While the team surrounding her finally gelled and started to play better, it was Sell who was leading the way. She had already established herself as one not afraid to shoot from anywhere in the pool over the previous three seasons and polo novices had to wonder what coach would give a player the green light to shoot any time, anywhere.

But that was Sell’s game. An athlete in every sense of the word who played several sports growing up — “When I was younger, I played softball and football, so I could always throw,” Sell said — she had developed a knack for being a dangerous threat to shoot — and score — any time she had the ball, no matter where she was playing. She was so dominant on the ball, that many of her teammates would simply defer to Sell to be the team’s goal scorer, despite the fact she was more than willing to share the wealth.

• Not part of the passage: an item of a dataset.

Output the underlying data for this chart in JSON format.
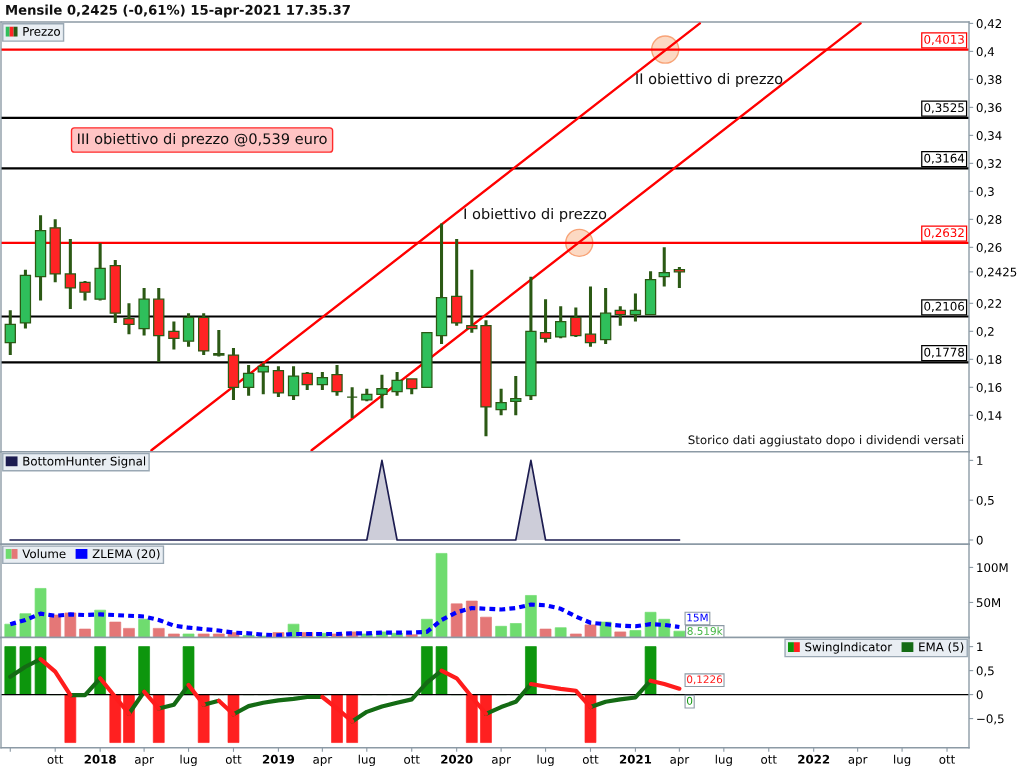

But when it came time for the Dons to step it up, everyone knew who was getting the ball.

“It was hard for me to adjust to that and have to take more control of the game,” Sell said. “There were a few games where I didn’t want to be the ball hog. … But if we were down, I’d say, ‘It’s not about hurting feelings and (instead) hoping you’re doing it for the good of the team.’ Being a good teammate meant taking control of the game in the hopes of having a better outcome.

“Sometimes, Maria had to take over.”

Sell wasn’t always such a willing shooter. Padilla said when she was coaching a 12-year-old Sell on a U16 club team in the Junior Olympics, one of their matches went to a shootout.

“She was too scared to shoot,” Padilla said. There was another shootout later in the tournament and Sell was, again, in line to take one of the shots. Which she did — and made.

“Her realizing that she could do it, it was kind of like flipping a switch,” Padilla continued. “She knew she couldn’t rely on anyone else to score or play defense this year, she did it.”

Sell did need a reminder during the season, however. Randy Kalbus, her first coach at Burlingame Aquatic Club and longtime water polo fixture on the Peninsula, was serving as a referee during the Aragon-Burlingame match. After the Dons rallied for a 12-9 win, one in which Sell scored nine times, Kalbus scolded Sell.

“He lectured Maria and told her she doesn’t shoot enough,” Steve Sell said.

It was just a reminder that the team’s success was predicated on Sell’s success and that was the mantra on both ends of the pool. As good a scorer Sell is, she is equally adept on defense. She led the team in steals with 68 and it was not uncommon to see Sell purposely trail the play before picking the pocket of the unsuspecting opponent.

But Sell was about more than just thievery. She would do what was necessary to not only stop the opposition, but also to be the first option offensively. Whether it was on a fast break or she brought the ball up herself, she had to be mentally prepared to go from defense to offense in the blink of an eye.

“I would mostly play perimeter defense, but I was always confident to drop back and help the ‘D’ throughout the season,” Sell said.

When she did drop deeper into the defensive end, it did stagnate the Dons’ offense a bit, which was the main issue with that season-opening loss to S.I. After getting the ball back on a Flynn block or a turnover, it took so long for the Dons to get into their offense, they were always racing the shot clock. As the season went along, Sell would bring the ball up and make the decision to shoot or pass.

You can probably guess which option she chose more often than not.

“My dad always said, ‘Shooters shoot,’” Sell said.